A ausência dos temas filosóficos das lutas/artes marciais nas aulas incomodou o aluno e ex-praticante de judô, Stalone. O discente julga como essencial a presença do caráter filosófico da luta no desenvolvimento do sujeito: “Eu ia falar para ela explicar o motivo da luta, as regras da luta, tipo, tem toda uma filosofia da luta. No Judô é derrubar o oponente com o mínimo de esforço, aí, ela podia falar mais sobre isso, ela

falou uma vez, aí, ela podia falar” (Stalone).

A sugestão de Stalone é pertinente, compreender o sentido da luta e suas inter- relações com a sociedade mostra-se importante para desmistificação de certos estereótipos e pode proporcionar uma base de conhecimento para reflexão crítica sobre os saberes presentes nas lutas.
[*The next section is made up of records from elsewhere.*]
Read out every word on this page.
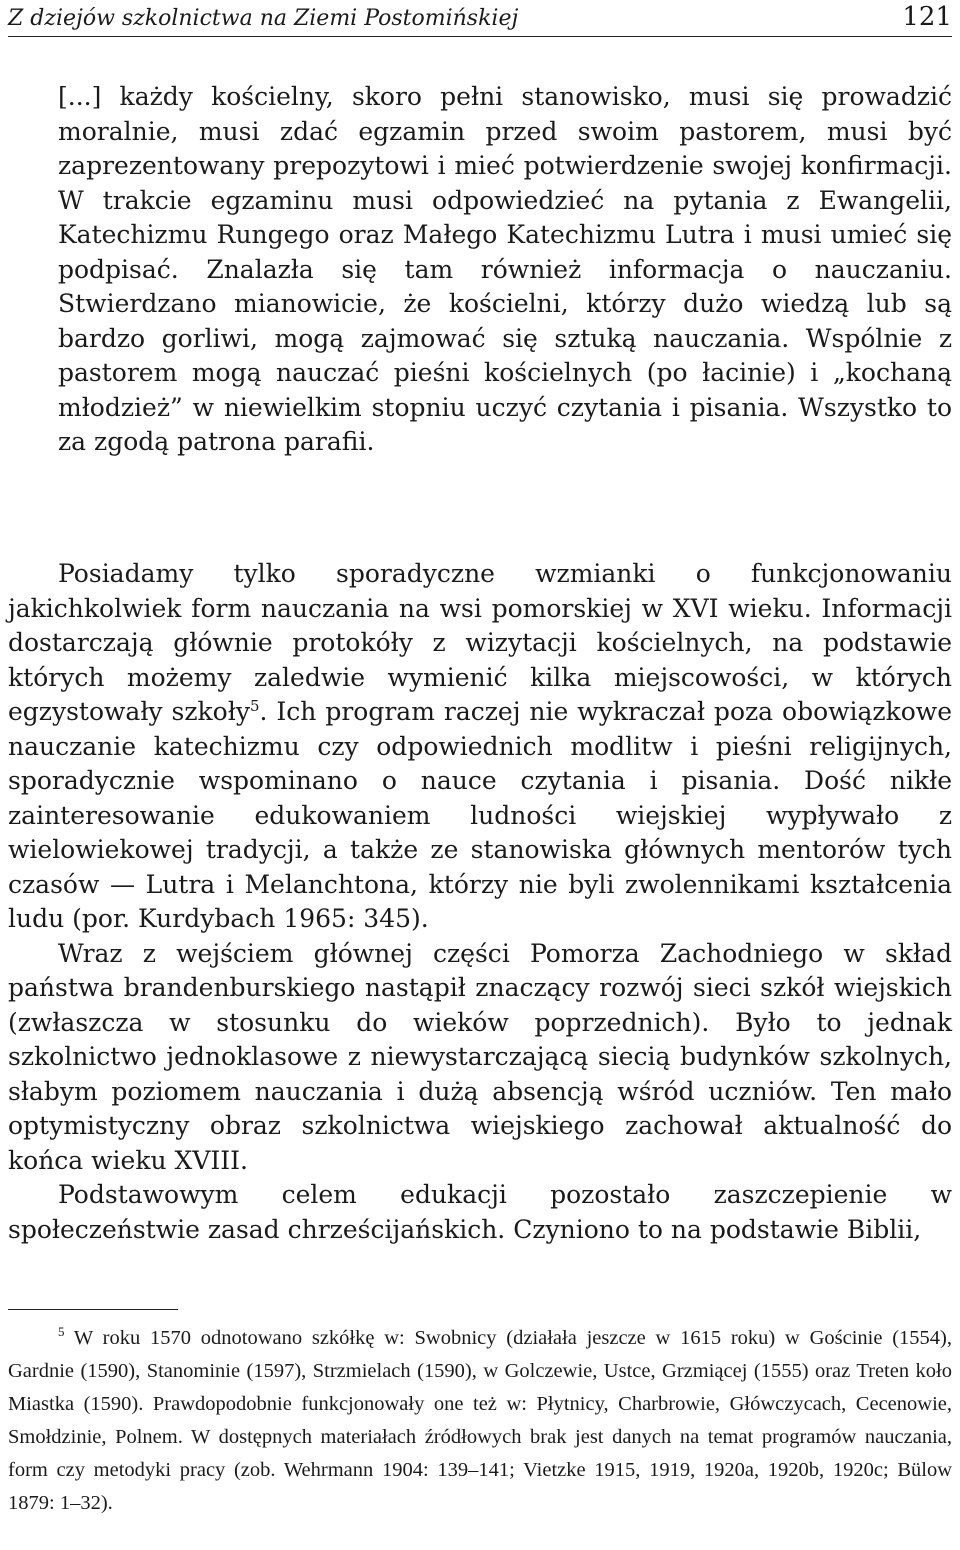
Z dziejów szkolnictwa na Ziemi Postomińskiej	121

[...] każdy kościelny, skoro pełni stanowisko, musi się prowadzić moralnie, musi zdać egzamin przed swoim pastorem, musi być zaprezentowany prepozytowi i mieć potwierdzenie swojej konfirmacji. W trakcie egzaminu musi odpowiedzieć na pytania z Ewangelii, Katechizmu Rungego oraz Małego Katechizmu Lutra i musi umieć się podpisać. Znalazła się tam również informacja o nauczaniu. Stwierdzano mianowicie, że kościelni, którzy dużo wiedzą lub są bardzo gorliwi, mogą zajmować się sztuką nauczania. Wspólnie z pastorem mogą nauczać pieśni kościelnych (po łacinie) i „kochaną młodzież” w niewielkim stopniu uczyć czytania i pisania. Wszystko to za zgodą patrona parafii.

Posiadamy tylko sporadyczne wzmianki o funkcjonowaniu jakichkolwiek form nauczania na wsi pomorskiej w XVI wieku. Informacji dostarczają głównie protokóły z wizytacji kościelnych, na podstawie których możemy zaledwie wymienić kilka miejscowości, w których egzystowały szkoły$^5$. Ich program raczej nie wykraczał poza obowiązkowe nauczanie katechizmu czy odpowiednich modlitw i pieśni religijnych, sporadycznie wspominano o nauce czytania i pisania. Dość nikłe zainteresowanie edukowaniem ludności wiejskiej wypływało z wielowiekowej tradycji, a także ze stanowiska głównych mentorów tych czasów — Lutra i Melanchtona, którzy nie byli zwolennikami kształcenia ludu (por. Kurdybach 1965: 345).

Wraz z wejściem głównej części Pomorza Zachodniego w skład państwa brandenburskiego nastąpił znaczący rozwój sieci szkół wiejskich (zwłaszcza w stosunku do wieków poprzednich). Było to jednak szkolnictwo jednoklasowe z niewystarczającą siecią budynków szkolnych, słabym poziomem nauczania i dużą absencją wśród uczniów. Ten mało optymistyczny obraz szkolnictwa wiejskiego zachował aktualność do końca wieku XVIII.

Podstawowym celem edukacji pozostało zaszczepienie w społeczeństwie zasad chrześcijańskich. Czyniono to na podstawie Biblii,

$^5$ W roku 1570 odnotowano szkółkę w: Swobnicy (działała jeszcze w 1615 roku) w Gościnie (1554), Gardnie (1590), Stanominie (1597), Strzmielach (1590), w Golczewie, Ustce, Grzmiącej (1555) oraz Treten koło Miastka (1590). Prawdopodobnie funkcjonowały one też w: Płytnicy, Charbrowie, Główczycach, Cecenowie, Smołdzinie, Polnem. W dostępnych materiałach źródłowych brak jest danych na temat programów nauczania, form czy metodyki pracy (zob. Wehrmann 1904: 139–141; Vietzke 1915, 1919, 1920a, 1920b, 1920c; Bülow 1879: 1–32).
Em contraposição às queixas sobre a quantidade de aulas, a não-participação das meninas e a ausência de filosofia no trato do judô, Atena, Bruce Lee e Ranger Verde mostraram-se satisfeitos com as aulas. Talvez não por coincidência, esses alunos foram ou ainda são praticantes de lutas e tiveram participação intensa e efetiva durante o período de observação. Vale ressaltar que o tempo de espera imposto para todas as duplas na aula 3 foi transgredido por este trio de alunos, que transformaram o tempo livre em atividades na periferia do dojo. Nesse pano de fundo, entende-se que vivenciaram as lutas com maior intensidade, em comparação aos outros alunos e, portanto, por distração ou engajamento nas atividades, não tiveram oportunidade de observar a não-participação das meninas e a ausência de aspectos filosóficos.